Elsewhere, Primedia Inc.'s bonds were higher, although there was no fresh positive news seen out about the New York-based magazine publisher and diversified media company.

A market source saw its 8% notes due 2013 up more than a point at 99 bid and its 8 3/8% notes due 2011 two points better at 104. However, at another desk, a source saw the company's bonds up only slightly, with the 8s firming marginally to 99 and its 7 5/8% notes due 2008 edging up to 100.125.

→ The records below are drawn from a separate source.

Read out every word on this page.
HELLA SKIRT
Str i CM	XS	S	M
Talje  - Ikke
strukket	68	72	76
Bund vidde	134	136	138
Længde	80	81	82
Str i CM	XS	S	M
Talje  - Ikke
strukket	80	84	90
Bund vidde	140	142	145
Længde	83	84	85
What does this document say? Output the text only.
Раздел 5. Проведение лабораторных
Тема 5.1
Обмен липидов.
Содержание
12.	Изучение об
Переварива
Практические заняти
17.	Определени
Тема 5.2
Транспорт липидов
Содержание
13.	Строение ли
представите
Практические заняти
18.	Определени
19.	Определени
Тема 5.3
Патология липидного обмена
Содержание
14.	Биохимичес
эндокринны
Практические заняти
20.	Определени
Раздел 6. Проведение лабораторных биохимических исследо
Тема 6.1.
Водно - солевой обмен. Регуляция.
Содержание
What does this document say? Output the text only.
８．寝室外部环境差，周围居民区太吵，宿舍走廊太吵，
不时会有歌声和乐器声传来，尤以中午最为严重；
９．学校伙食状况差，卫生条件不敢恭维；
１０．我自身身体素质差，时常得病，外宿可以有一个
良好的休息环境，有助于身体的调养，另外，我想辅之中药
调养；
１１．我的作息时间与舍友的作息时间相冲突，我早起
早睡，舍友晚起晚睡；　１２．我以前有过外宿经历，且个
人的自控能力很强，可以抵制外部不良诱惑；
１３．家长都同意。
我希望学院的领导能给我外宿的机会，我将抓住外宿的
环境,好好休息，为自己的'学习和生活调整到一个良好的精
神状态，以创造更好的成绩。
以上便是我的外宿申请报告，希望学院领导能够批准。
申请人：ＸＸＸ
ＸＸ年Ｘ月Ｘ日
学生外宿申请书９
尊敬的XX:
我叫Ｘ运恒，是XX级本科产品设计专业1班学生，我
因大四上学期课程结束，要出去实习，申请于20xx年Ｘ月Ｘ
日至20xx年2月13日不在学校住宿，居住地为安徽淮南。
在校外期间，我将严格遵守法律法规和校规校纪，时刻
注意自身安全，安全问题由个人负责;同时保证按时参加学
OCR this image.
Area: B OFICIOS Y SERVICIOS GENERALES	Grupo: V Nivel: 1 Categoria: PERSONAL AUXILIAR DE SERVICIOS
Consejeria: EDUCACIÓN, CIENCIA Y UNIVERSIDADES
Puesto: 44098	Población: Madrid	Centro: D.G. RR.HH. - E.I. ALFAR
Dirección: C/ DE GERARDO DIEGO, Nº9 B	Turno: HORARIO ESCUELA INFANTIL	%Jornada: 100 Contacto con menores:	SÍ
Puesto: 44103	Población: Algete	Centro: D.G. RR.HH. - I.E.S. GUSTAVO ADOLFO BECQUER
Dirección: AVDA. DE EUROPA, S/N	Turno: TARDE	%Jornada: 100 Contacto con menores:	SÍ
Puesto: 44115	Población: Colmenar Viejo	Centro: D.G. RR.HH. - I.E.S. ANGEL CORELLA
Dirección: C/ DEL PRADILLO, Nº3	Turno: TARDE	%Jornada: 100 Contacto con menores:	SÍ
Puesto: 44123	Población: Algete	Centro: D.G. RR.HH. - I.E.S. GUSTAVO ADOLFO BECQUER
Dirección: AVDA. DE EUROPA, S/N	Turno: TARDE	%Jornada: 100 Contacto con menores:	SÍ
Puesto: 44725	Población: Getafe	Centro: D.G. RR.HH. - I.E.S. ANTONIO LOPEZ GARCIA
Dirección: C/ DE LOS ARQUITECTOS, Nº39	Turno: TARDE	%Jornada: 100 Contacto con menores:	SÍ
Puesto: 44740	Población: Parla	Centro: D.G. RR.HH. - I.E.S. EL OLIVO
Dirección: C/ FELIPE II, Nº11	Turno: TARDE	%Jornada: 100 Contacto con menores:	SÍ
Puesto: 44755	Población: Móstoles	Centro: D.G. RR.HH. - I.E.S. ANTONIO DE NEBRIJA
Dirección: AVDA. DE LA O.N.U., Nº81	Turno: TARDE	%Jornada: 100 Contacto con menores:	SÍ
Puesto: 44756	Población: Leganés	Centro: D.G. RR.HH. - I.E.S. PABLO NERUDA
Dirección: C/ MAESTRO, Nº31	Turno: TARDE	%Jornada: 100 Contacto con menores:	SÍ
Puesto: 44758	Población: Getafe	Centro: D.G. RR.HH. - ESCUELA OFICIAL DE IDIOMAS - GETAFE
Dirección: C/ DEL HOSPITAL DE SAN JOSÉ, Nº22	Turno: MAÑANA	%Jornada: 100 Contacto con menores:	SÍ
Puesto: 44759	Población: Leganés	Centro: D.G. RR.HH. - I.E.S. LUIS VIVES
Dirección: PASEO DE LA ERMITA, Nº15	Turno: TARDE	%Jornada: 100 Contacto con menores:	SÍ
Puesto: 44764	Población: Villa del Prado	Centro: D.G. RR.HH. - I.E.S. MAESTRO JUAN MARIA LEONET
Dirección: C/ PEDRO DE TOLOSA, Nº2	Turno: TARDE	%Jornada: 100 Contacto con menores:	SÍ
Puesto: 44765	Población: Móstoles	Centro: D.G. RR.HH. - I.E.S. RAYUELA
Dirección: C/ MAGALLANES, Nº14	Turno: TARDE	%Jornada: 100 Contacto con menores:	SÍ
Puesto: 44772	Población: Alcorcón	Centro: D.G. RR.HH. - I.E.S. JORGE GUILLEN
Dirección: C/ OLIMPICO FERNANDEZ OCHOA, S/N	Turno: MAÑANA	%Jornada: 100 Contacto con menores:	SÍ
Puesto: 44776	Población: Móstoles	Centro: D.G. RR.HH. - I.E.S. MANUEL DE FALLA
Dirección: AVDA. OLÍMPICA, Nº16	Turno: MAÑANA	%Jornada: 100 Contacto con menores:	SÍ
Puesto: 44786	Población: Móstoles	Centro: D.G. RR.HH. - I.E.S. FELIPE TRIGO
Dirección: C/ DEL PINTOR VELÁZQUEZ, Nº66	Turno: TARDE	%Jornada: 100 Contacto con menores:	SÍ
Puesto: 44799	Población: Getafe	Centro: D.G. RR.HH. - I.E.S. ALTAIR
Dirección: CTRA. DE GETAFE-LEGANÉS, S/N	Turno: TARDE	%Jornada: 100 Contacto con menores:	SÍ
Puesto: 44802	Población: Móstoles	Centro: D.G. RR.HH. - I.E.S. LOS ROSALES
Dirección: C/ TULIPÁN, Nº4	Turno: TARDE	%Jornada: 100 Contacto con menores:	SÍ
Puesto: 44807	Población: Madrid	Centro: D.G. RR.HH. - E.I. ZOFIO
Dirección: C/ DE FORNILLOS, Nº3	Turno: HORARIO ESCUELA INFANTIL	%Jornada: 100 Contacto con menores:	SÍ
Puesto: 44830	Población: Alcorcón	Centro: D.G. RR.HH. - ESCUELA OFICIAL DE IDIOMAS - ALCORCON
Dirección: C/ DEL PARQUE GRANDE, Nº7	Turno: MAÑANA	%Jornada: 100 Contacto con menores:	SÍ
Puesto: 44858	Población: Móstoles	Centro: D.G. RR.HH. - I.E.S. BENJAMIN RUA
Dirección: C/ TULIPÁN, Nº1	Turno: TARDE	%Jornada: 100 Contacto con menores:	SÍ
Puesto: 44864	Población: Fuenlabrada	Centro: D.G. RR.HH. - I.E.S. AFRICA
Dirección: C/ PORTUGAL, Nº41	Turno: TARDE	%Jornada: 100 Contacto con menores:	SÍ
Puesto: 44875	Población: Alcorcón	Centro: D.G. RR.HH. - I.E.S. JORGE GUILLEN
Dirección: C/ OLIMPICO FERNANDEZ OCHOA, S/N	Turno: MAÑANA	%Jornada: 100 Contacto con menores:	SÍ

The investment community has noted recent market rumors that Primedia might sell its Channel 1 educational in-school cable operation to competitor Time Warner, which operates a similar service through its CNN division, although the CNN service, unlike Channel 1, does not carry advertising.

Levis Strauss better

Levi Strauss, whose bonds retreated Monday after the San Francisco-based apparel maker said that it had decided not to sell its Dockers casual clothing unit, was seen a bit higher Tuesday, with the company's 7% notes due 2006 at 97.5 bid, 98.5 offered, up about half a point on the day, a trader said, while its 11 5/8% notes due 2008 finished at 101 bid, 102 offered and its 12¼% notes due 2012 closed at 102.75 bid, 103.75 offered.

Delta down again

Delta Air Lines Inc., whose bonds were down solidly on Friday after the troubled Atlanta-based airline operator warned of a sharply wider than previously expected third quarter loss and then continued falling Monday, retreated further Tuesday, its 7.90% notes due 2009 falling to 29.5 bid from Monday's close at 31.5, while the company's 8.30% notes due 2029 dropped to 25 bid from 26. Delta's benchmark 7.70% notes due 2005 were at 49 bid, around the levels they held late Monday.